Di Giovanna Tomaselli
Nessuno la chiama con la parola che merita, ma quella in Ucraina è una guerra. E come tutte le guerre ha il suo carico di morti sia tra i belligeranti che tra i civili. Vittime innocenti come i passeggeri dell’aereo partito da Amsterdam e abbattuto da un missile ad oggi non si sa ancora con certezza lanciato da chi. O altre vittime incolpevoli, come i rifugiati che ieri scappavano da Lugansk su un autobus centrato da un razzo sulla strada tra Khriaschuvate e Novosvitlivka. Molti i morti, comprese donne e bambini. Chi è stato a fare fuoco? I filorussi o i soldati regolari di Kiev? Come sempre dopo queste assurde tragedie è tutto un rimpallo di responsabilità.

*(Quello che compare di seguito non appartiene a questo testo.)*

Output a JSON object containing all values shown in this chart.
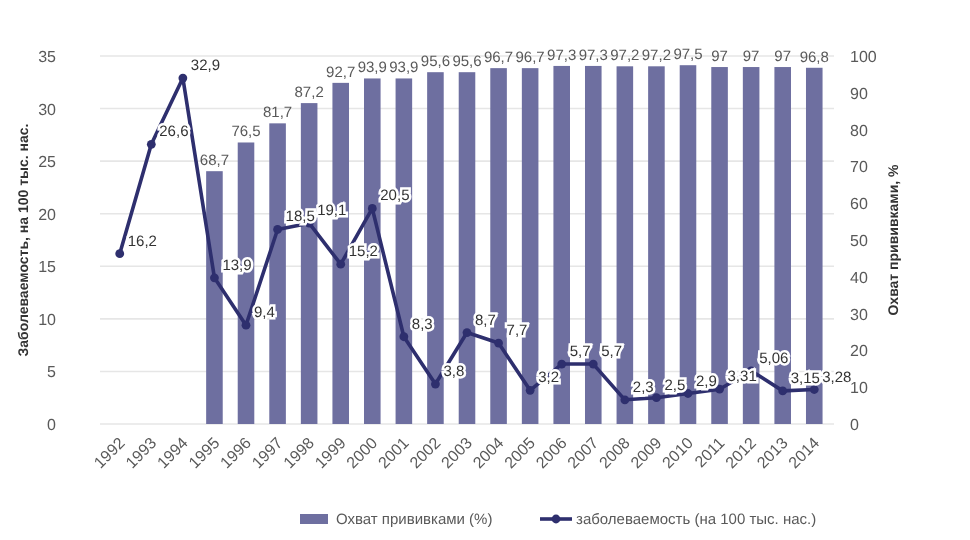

“La forza dell’esplosione è stata così potente che le persone sono bruciate vive all’interno del veicolo” ha affermato il portavoce dell’esercito ucraino Anatoly Proshin. Un orrore in un Paese alle porte dell’Europa sempre più avviato verso un’escalation di violenza che così inevitabilmente porterà all’intervento armato russo. Di motivi per far esplodere tutto ormai non ne mancano. L’ultimo, forse uno dei più gravi, appena venerdì scorso quando il presidente Poroshenko aveva annunciato che tank russi sconfinati in territorio ucraino erano stati colpiti dall’esercito dell’ex repubblica sovietica, notizia che tuttavia non ha trovato riscontri.
Mentre sul terreno la guerra dunque va avanti, le diplomazie continuano a discutere a Berlino. Attorno al tavolo siedono i rappresentanti di Ucraina, Russia, Francia e Germania. Colloqui che per ora non sono riusciti neppure a sbloccare il convoglio di aiuti umanitari fermi da giovedì scorso nella località di Kamensk-Shakhtinsky, a 30 chilometri dal confine ucraino. Per il ministro degli Esteri russo Sergey Lavrov ci sono però progressi sulla consegna degli aiuti umanitari, ma nessun passo avanti verso il cessate il fuoco incondizionato. Colloqui che in ogni caso restano in piedi, con l’effetto se non altro di tranquillizare le Borse europee che ieri anche per questo hanno chiuso in rialzo.